I find many similarities with Global Thinking Foundation because I think that BET SHE CAN is a Foundation that aims to contribute to a cultural change, building together with its stakeholders an alliance that allows to spread a new approach to the growth of girls and young women also through a change of language and the demolition of paradigms and stereotypes that hinder their social participation and cultural growth. A project that helps them not to set themselves limits and to testify that society does not turn its back but listens to a generation and to those who will be the Women of our most prosperous future. An approach that sees them more aware of their central role and the importance of their social activism, which is now considered at all levels as never before.
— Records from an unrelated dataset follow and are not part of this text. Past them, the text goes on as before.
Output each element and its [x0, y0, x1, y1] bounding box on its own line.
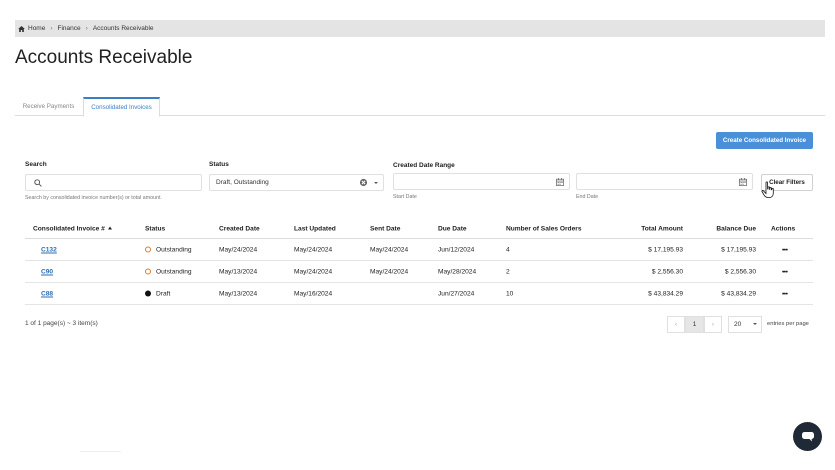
total-amount-cell: $ 2,556.30: [651, 268, 683, 275]
column-header-due-date[interactable]: Due Date: [438, 225, 467, 232]
row-actions-menu-icon[interactable]: •••: [782, 268, 788, 275]
chevron-down-icon: [753, 323, 757, 325]
status-value: Draft, Outstanding: [216, 179, 269, 186]
outstanding-status-icon: [145, 268, 151, 274]
chat-icon: [801, 431, 814, 441]
balance-due-cell: $ 43,834.29: [721, 290, 756, 297]
status-text: Outstanding: [156, 246, 192, 253]
last-updated-cell: May/16/2024: [294, 290, 333, 297]
column-header-status[interactable]: Status: [145, 225, 165, 232]
per-page-value: 20: [734, 321, 742, 328]
status-cell: Outstanding: [145, 246, 192, 253]
row-actions-menu-icon[interactable]: •••: [782, 246, 788, 253]
tab-consolidated-invoices[interactable]: Consolidated Invoices: [83, 97, 160, 117]
page-1-button[interactable]: 1: [685, 316, 704, 333]
column-header-created-date[interactable]: Created Date: [219, 225, 260, 232]
column-header-balance-due[interactable]: Balance Due: [716, 225, 756, 232]
column-header-sent-date[interactable]: Sent Date: [370, 225, 400, 232]
breadcrumb-current: Accounts Receivable: [92, 25, 154, 32]
breadcrumb: Home › Finance › Accounts Receivable: [15, 20, 825, 37]
search-hint: Search by consolidated invoice number(s)…: [25, 195, 162, 201]
created-date-cell: May/13/2024: [219, 268, 258, 275]
entries-per-page-label: entries per page: [767, 321, 809, 327]
pagination-info: 1 of 1 page(s) ~ 3 item(s): [25, 320, 98, 327]
draft-status-icon: [145, 290, 151, 296]
home-icon[interactable]: [18, 25, 25, 32]
status-text: Outstanding: [156, 268, 192, 275]
due-date-cell: Jun/12/2024: [438, 246, 475, 253]
total-amount-cell: $ 17,195.93: [648, 246, 683, 253]
chat-widget-button[interactable]: [793, 422, 822, 451]
breadcrumb-separator: ›: [50, 25, 53, 32]
created-date-cell: May/24/2024: [219, 246, 258, 253]
search-icon: [34, 178, 42, 187]
table-row: C88 Draft May/13/2024 May/16/2024 Jun/27…: [25, 283, 813, 305]
next-page-button[interactable]: ›: [704, 316, 722, 333]
calendar-icon[interactable]: [739, 178, 747, 186]
search-label: Search: [25, 161, 47, 168]
due-date-cell: May/28/2024: [438, 268, 477, 275]
column-header-invoice[interactable]: Consolidated Invoice #: [33, 225, 112, 232]
due-date-cell: Jun/27/2024: [438, 290, 475, 297]
sort-ascending-icon[interactable]: [107, 226, 112, 229]
total-amount-cell: $ 43,834.29: [648, 290, 683, 297]
calendar-icon[interactable]: [556, 178, 564, 186]
tab-bar: Receive Payments Consolidated Invoices: [15, 97, 825, 117]
sales-orders-cell: 10: [506, 290, 514, 297]
created-date-range-label: Created Date Range: [393, 162, 455, 169]
invoice-link[interactable]: C90: [41, 268, 53, 275]
end-date-input[interactable]: [576, 173, 753, 190]
sales-orders-cell: 4: [506, 246, 510, 253]
start-date-input[interactable]: [393, 173, 570, 190]
column-header-total-amount[interactable]: Total Amount: [641, 225, 683, 232]
hand-pointer-icon: [761, 181, 774, 198]
last-updated-cell: May/24/2024: [294, 268, 333, 275]
status-select[interactable]: Draft, Outstanding: [209, 174, 384, 191]
column-header-sales-orders[interactable]: Number of Sales Orders: [506, 225, 582, 232]
column-header-actions: Actions: [771, 225, 796, 232]
breadcrumb-home[interactable]: Home: [28, 25, 45, 32]
status-label: Status: [209, 161, 229, 168]
invoice-link[interactable]: C132: [41, 246, 57, 253]
chevron-down-icon[interactable]: [374, 182, 378, 184]
balance-due-cell: $ 17,195.93: [721, 246, 756, 253]
tab-receive-payments[interactable]: Receive Payments: [15, 97, 82, 116]
column-header-last-updated[interactable]: Last Updated: [294, 225, 336, 232]
breadcrumb-finance[interactable]: Finance: [58, 25, 81, 32]
outstanding-status-icon: [145, 246, 151, 252]
entries-per-page-select[interactable]: 20: [728, 316, 762, 333]
row-actions-menu-icon[interactable]: •••: [782, 290, 788, 297]
page-title: Accounts Receivable: [15, 47, 193, 68]
sent-date-cell: May/24/2024: [370, 268, 409, 275]
sent-date-cell: May/24/2024: [370, 246, 409, 253]
previous-page-button[interactable]: ‹: [667, 316, 685, 333]
table-row: C90 Outstanding May/13/2024 May/24/2024 …: [25, 261, 813, 283]
start-date-hint: Start Date: [393, 194, 417, 200]
table-row: C132 Outstanding May/24/2024 May/24/2024…: [25, 239, 813, 261]
column-header-invoice-label: Consolidated Invoice #: [33, 225, 105, 232]
clear-selection-icon[interactable]: [359, 178, 368, 187]
last-updated-cell: May/24/2024: [294, 246, 333, 253]
balance-due-cell: $ 2,556.30: [724, 268, 756, 275]
end-date-hint: End Date: [576, 194, 599, 200]
created-date-cell: May/13/2024: [219, 290, 258, 297]
search-input[interactable]: [25, 174, 202, 191]
sales-orders-cell: 2: [506, 268, 510, 275]
breadcrumb-separator: ›: [85, 25, 88, 32]
create-consolidated-invoice-button[interactable]: Create Consolidated Invoice: [716, 132, 813, 149]
status-cell: Draft: [145, 290, 170, 297]
status-text: Draft: [156, 290, 171, 297]
divider: [80, 451, 121, 452]
invoice-link[interactable]: C88: [41, 290, 53, 297]
table-header-row: Consolidated Invoice # Status Created Da…: [25, 219, 813, 239]
status-cell: Outstanding: [145, 268, 192, 275]
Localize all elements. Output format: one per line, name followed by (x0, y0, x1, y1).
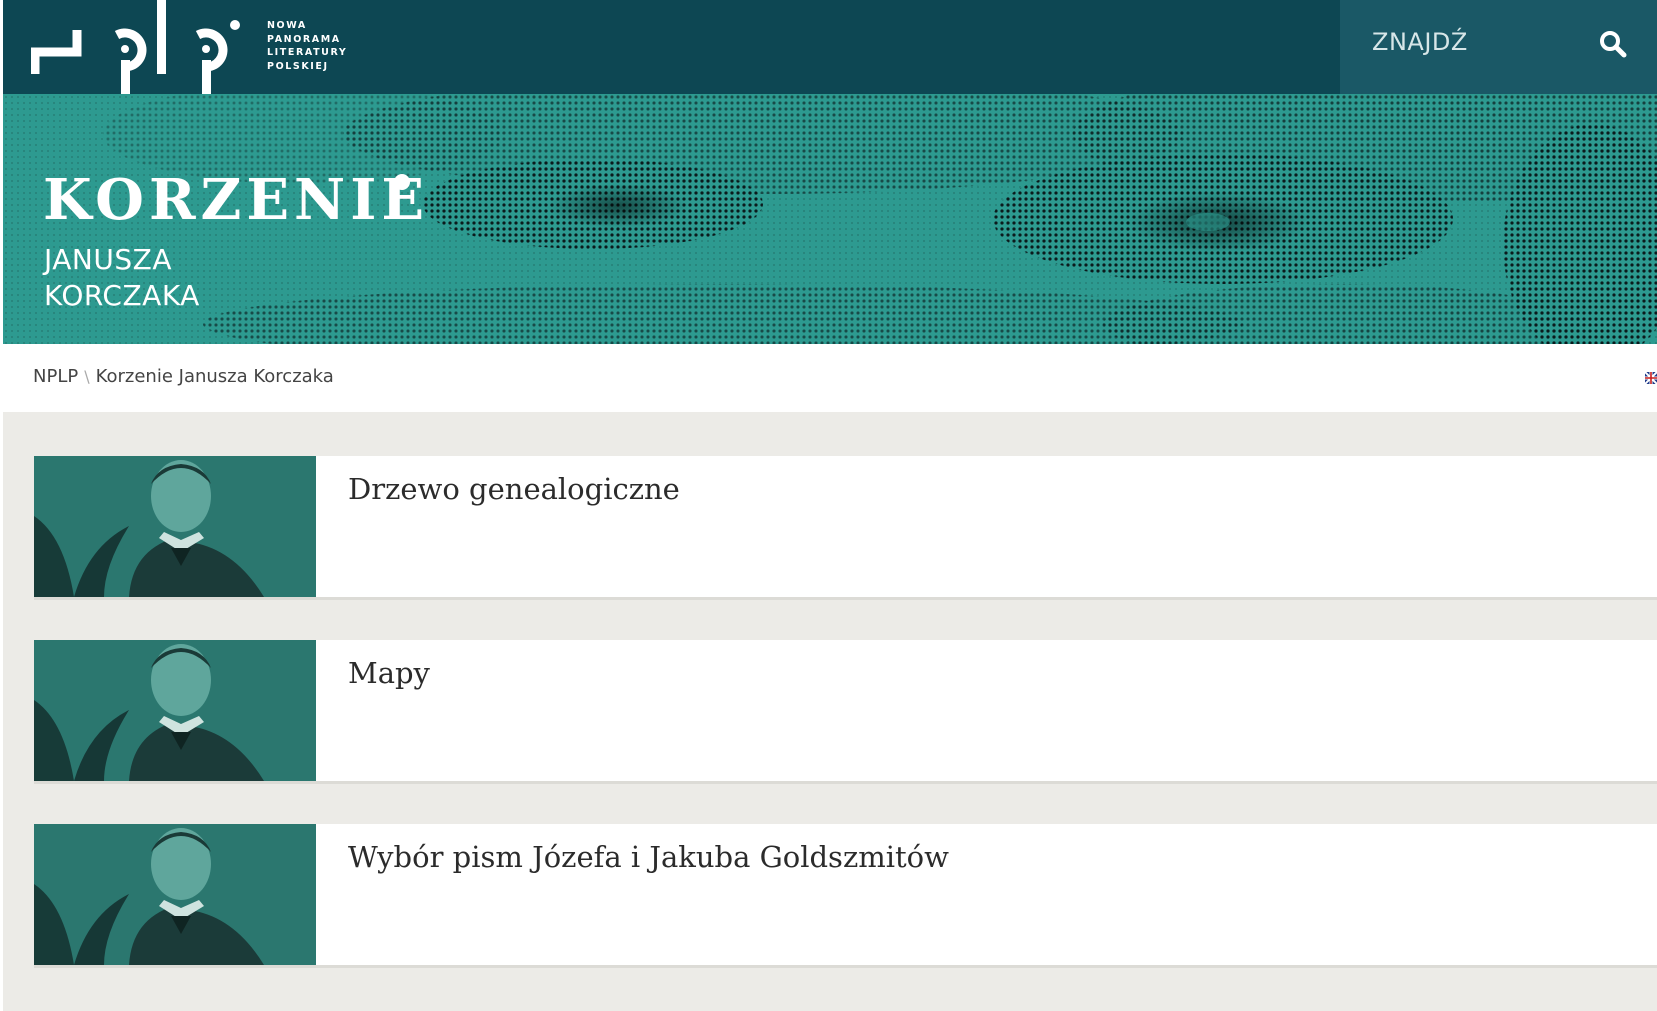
breadcrumb-current[interactable]: Korzenie Janusza Korczaka (96, 366, 334, 387)
page: NOWA PANORAMA LITERATURY POLSKIEJ ZNAJDŹ (3, 0, 1657, 1011)
list-item-title[interactable]: Wybór pism Józefa i Jakuba Goldszmitów (348, 840, 949, 874)
top-navbar: NOWA PANORAMA LITERATURY POLSKIEJ ZNAJDŹ (3, 0, 1657, 94)
breadcrumb-bar: NPLP \ Korzenie Janusza Korczaka (3, 344, 1657, 412)
banner-subtitle-line: JANUSZA (44, 243, 172, 276)
banner-subtitle-line: KORCZAKA (44, 279, 200, 312)
thumbnail-image (34, 640, 316, 781)
search-button[interactable]: ZNAJDŹ (1340, 0, 1657, 94)
breadcrumb: NPLP \ Korzenie Janusza Korczaka (33, 366, 334, 387)
banner-title: KORZENIE (43, 167, 430, 233)
logo-line: LITERATURY (267, 47, 348, 58)
banner-dot (394, 174, 410, 190)
list-item[interactable]: Drzewo genealogiczne (34, 456, 1657, 597)
uk-flag-icon[interactable] (1645, 372, 1657, 384)
logo-line: POLSKIEJ (267, 60, 329, 72)
list-item[interactable]: Mapy (34, 640, 1657, 781)
site-logo[interactable]: NOWA PANORAMA LITERATURY POLSKIEJ (31, 0, 351, 94)
thumbnail-image (34, 824, 316, 965)
thumbnail-image (34, 456, 316, 597)
list-item[interactable]: Wybór pism Józefa i Jakuba Goldszmitów (34, 824, 1657, 965)
search-icon[interactable] (1598, 29, 1628, 59)
search-label: ZNAJDŹ (1372, 28, 1468, 56)
logo-line: NOWA (267, 20, 307, 31)
list-item-title[interactable]: Mapy (348, 656, 430, 690)
nplp-logo-mark (31, 0, 240, 94)
banner-subtitle: JANUSZA KORCZAKA (44, 242, 200, 314)
hero-banner: KORZENIE JANUSZA KORCZAKA (3, 94, 1657, 344)
portrait-thumbnail-image (34, 640, 316, 781)
portrait-thumbnail-image (34, 824, 316, 965)
logo-text: NOWA PANORAMA LITERATURY POLSKIEJ (267, 19, 347, 73)
breadcrumb-separator: \ (84, 367, 90, 386)
logo-line: PANORAMA (267, 33, 341, 45)
portrait-thumbnail-image (34, 456, 316, 597)
list-item-title[interactable]: Drzewo genealogiczne (348, 472, 680, 506)
breadcrumb-home-link[interactable]: NPLP (33, 366, 78, 387)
And now three questions from the ‘We are reporters too’ project supported by IREN.
Maya (9 years old) “What do you think of your job?” I am happy and motivated by a job that I am passionate about and above all that allows me to use the skills I have cultivated over time to be useful to others by making a positive impact on society. My work is made up of vision, action and the study of social dynamics so that I am always ready to adapt projects to the needs and requirements that emerge in a social fabric that changes and requires dedication, discontinuity and a lot of patience in listening in order to arrive at a great determination in making choices.
Elisa (8 years old) “What are you afraid of?” I think that maintaining an open dialogue between generations is important, and for an ‘old’ country like ours it is a crucial and non-trivial element to pursue for inclusive progress. There is no doubt that there is a responsibility that new generations place on previous ones for a complex social situation undermined by environmental pollution, social injustice, gender discrimination and conflicts of various kinds, including wars. I am afraid and fight so that the will to come together and find common ground for commitment is not lacking: only a common feeling of intergenerational solidarity will allow a tangible social redemption for all.
Alice (age 10) “What improvements have you generated with your work?” Certainly when we started Global Thinking Foundation, there was no talk in Italy of economic violence, let alone of a model of self-determination aimed at the weaker sections of society based on a spread of financial and digital education aimed at prevention. I have put together the pieces of my international experience, the results observed in emerging countries and in programmes disseminated globally to adapt them to the Italian and European reality to bring to over 10,000 women enrolled in our courses, to the 30,000 students we have met in the last three years, and to the numerous citizens participating physically and digitally in the Libere di…VIVERE tours good practices and effective actions for their personal and family economic well-being. And it is precisely the social impact analyses carried out over the years that have enabled us to measure the economic impact as well.